The motto of the first class of programs seems to be, “you can do exactly what you asked me for (but not more)”. The motto of the second seems to be, “there is always a way to do what you want to do (but it could get really complicated).”
Failing to understand that a real program needs to do BOTH things is what makes a lot of programs unusable. Finding a program that does both makes users extremely happy.
You want two examples? Here you go:
- BlackBerry: if you owned a BB in the early years of the Millennium, you were one of the happiest geeks around. That thing always knew what you wanted to do next. You just got an email in your inbox (click on the wheel) you read it (click on the wheel) you replied (click on the wheel) you sent it. It just knew what was next, and it would do the next thing magically for you if you just clicked the wheel. You could navigate manually, of course, but you didn’t need to. That thing saved a lot of time, a lot of grief, and a lot of car accidents.
- iPod: when the original iPod came out in 2001, it was just one of hundreds of MP3 players. For the first time, though, there was an MP3 player that could be easily “charged” with music. You could easily download music onto it, you could easily navigate through your collection, you could easily … do anything! It was a life saver! No more finding of stores that sold MP3 files, no more finding MP3 files on your hard drive, no more using weird proprietary applications to download your music to your MP3 player. It just worked.
Of course, colleges teach procedural programming first, then follow up with object oriented programming. These two are presented in an evolutionary chain, and OO is the end of the development.
Unfortunately, this is quite not right: OO and PP are not meant to be foes, but to be used in conjunction with one another, as they have complementary functions in a program.
OO helps developers finding and defining common behaviors. It helps developers focus on what’s related and what’s not. Inheritance and derivation help a ton in abstracting functionality and clarifying the abstractions necessary to the procedures. For instance, you can read a spreadsheet and a presentation because they are both documents, but you cannot read a folder, because it isn’t. Folders and documents, though, are both files, and hence they both have time stamps.
PP helps developers connecting with the user, finding the tasks that are most common and streamlining the process of accomplishing them. Procedural thinking is so ingrained in humans that I don’t even have to find examples of how it benefits programmers and users alike: it’s how we think!
In an OO program, you can do whatever you want, since you can manipulate the objects (the abstractions).
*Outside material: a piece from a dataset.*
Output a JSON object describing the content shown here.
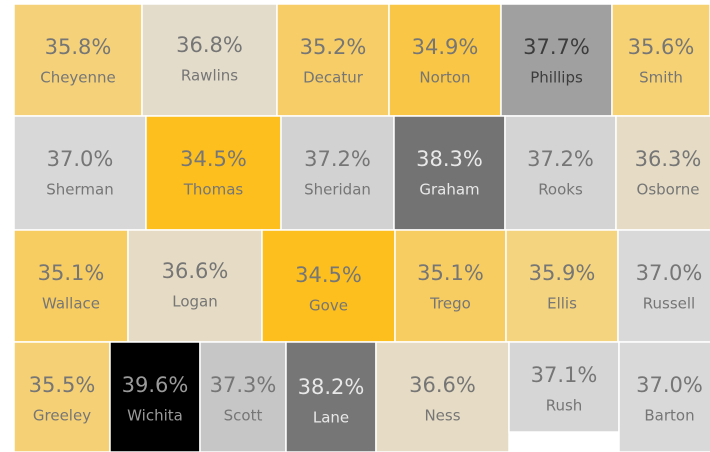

You cannot do that in a PP application, because there are no common abstractions, and you can only do what the developer thought of.
The fusion of both is, though, what users really want: an application that can do everything that I can think of, but that focuses all the time on the things that I’d be most likely to want to do.
As they say: a program is well-designed if simple tasks are easy, and complex ones are possible.
I, for one, am cheering the advent of OOPP, object-oriented procedural programming.